The clause mandates that at least 50 per cent of the members of the board of a listed company should be independent directors.
All companies whose shares are traded on exchanges will have to comply with the provision by December 31.
“None that I know,” Sebi chairman M. Damodaran said when asked if the government has sought an extension of the deadline.
As the Sebi chief stuck to his guns, J.J Irani, the author of the Irani committee report on independent directors, dismissed rumours about a conflict between his proposals and the Clause 49 of Sebi’s listing agreement.
Irani has suggested changes to the Companies Act to increase the number of independent directors on the boards of companies.
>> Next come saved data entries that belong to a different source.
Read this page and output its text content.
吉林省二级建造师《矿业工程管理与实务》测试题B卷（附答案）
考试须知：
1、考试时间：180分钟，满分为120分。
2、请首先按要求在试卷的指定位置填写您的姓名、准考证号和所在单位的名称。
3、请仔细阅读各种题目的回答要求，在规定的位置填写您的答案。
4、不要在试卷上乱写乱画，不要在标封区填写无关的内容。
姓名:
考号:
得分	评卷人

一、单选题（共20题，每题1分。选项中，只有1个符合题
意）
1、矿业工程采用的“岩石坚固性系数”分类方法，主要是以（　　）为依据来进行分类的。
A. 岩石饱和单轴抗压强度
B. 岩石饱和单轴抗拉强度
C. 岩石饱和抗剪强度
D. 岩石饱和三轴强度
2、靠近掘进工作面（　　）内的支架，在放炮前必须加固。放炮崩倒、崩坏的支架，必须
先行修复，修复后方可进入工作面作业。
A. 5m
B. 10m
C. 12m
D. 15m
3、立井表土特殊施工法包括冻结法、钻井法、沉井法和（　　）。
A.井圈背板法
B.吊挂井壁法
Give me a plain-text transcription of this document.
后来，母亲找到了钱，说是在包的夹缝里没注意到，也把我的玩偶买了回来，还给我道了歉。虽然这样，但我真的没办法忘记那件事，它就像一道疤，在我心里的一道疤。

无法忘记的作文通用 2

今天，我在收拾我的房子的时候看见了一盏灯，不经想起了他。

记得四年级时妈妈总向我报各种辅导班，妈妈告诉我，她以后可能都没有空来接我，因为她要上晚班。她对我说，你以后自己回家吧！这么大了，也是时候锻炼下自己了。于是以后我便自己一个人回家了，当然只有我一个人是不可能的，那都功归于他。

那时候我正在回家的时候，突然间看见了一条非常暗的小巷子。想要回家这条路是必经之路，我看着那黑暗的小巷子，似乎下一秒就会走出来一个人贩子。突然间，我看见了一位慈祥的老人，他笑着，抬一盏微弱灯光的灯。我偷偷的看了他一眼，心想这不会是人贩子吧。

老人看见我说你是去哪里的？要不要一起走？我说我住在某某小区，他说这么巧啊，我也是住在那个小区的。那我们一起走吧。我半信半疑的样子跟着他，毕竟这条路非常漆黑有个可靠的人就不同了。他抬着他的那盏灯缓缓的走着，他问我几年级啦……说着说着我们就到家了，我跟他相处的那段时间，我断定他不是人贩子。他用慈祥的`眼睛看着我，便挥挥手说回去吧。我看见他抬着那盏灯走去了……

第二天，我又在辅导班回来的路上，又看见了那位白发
“I had a discussion with Damodaran and he has told me that there is no conflict at all,” the Tata Sons director said at the sixth international conference on governance in Mumbai.
“Clause 49 is about to be implemented in less than 10 days. It is not a checklist method but has substance rather than form,” Irani added. Asked if companies would have comply with the revised Clause 49, Irani said they had been given enough of it.
“Initially, they were given six months and then nine months as grace period,” he said.
On the other amendments proposed to the Companies Act, he said the new law would be simple, practical and conducive for entrepreneurship.
While the Irani Committee recommended that a third of the boards of listed companies should be made up of independent directors, Clause 49 of the listing agreement takes that figure up to 50 per cent in firms which have an executive chairman.
While maintaining the Sebi rules that independent directors should constitute at least a third of the board, Irani said the organisations the FI nominees represent have definite interest in the company’s affairs.
Irani said independent directors normally have tenures ranging from four to five years. “So, we are not looking for too many of them at this point.”
In this context, he said the Tatas have decided to split the post of the chairman and managing director in their group firms. “No person holds the posts of chairman and managing director together in any Tata company.”
“Experience, rather than training, should be necessary for independent directors,” Irani added.